The proteasome is a molecular machine inside eukaryotic cells that removes unwanted or unneeded proteins by unfolding them, feeding them into a central chamber, and then chopping them up into small pieces that can be recycled. Proteins destined for destruction are tagged with a chain composed of multiple copies of a small protein called ubiquitin. In this project, the principal investigator, together with undergraduate and master's students, will investigate how ubiquitin chains affect the ability of the proteasome to unfold the attached target protein. The proteasome is a central player in many aspects of cellular function, so better understanding of its mechanism, and why some proteins are degraded and others are spared, will benefit many scientists who study these cellular processes. Many undergraduate and master's students will work on this project, and, through their intellectual investment, will increase their critical thinking and scientific inquiry skills, which will serve them well as they go on to careers in medicine, industry, academia or other fields. The PI will work with Villanova's Academic Advancement program to excite underrepresented students about doing research while in college. The PI will also work to disseminate a project-based course for biochemistry majors that gives students a taste of real research.
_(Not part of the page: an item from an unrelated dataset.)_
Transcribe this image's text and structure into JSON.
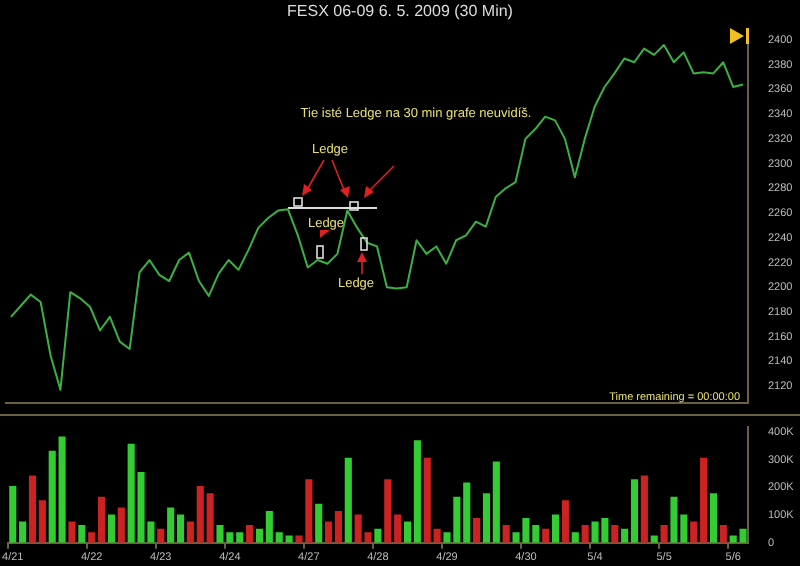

The proteasome is a macromolecular machine inside every eukaryotic cell that unfolds and degrades proteins destined for disposition. The proteasome therefore, impacts nearly all biological processes by controlling the concentration of hundreds of proteins in a cell, and so is foundational to understanding cellular biology. Despite the proteasome’s centrality, questions remain concerning proteasome function. The overall goal of the research conducted in the principal investigator's laboratory is to understand the molecular determinants of the proteasome's ability to unfold proteins. It is generally thought that if a protein is targeted to the proteasome via polyubiquitination, that protein is degraded. However, sometimes proteins are incompletely degraded, leading to protein fragments with new or even toxic functions. It is not fully understood when or why incomplete degradation occurs. In earlier NSF-funded research, the PI showed that the polyubiquitin chain attached to a substrate protein increases the ability of the proteasome to unfold the substrate protein and that proteasomal ubiquitin receptors mediate this activation. However, the mechanism remains unknown. In this project, the PI will determine (1) how the ubiquitin chain architecture affects the proteasome's ability to unfold a substrate, (2) how proteasome-associated proteins, in combination with ubiquitin receptors, influence the proteasome's unfolding ability and (3) how binding to ubiquitin receptors is communicated to the proteasomal motor proteins.
This award reflects NSF's statutory mission and has been deemed worthy of support through evaluation using the Foundation's intellectual merit and broader impacts review criteria.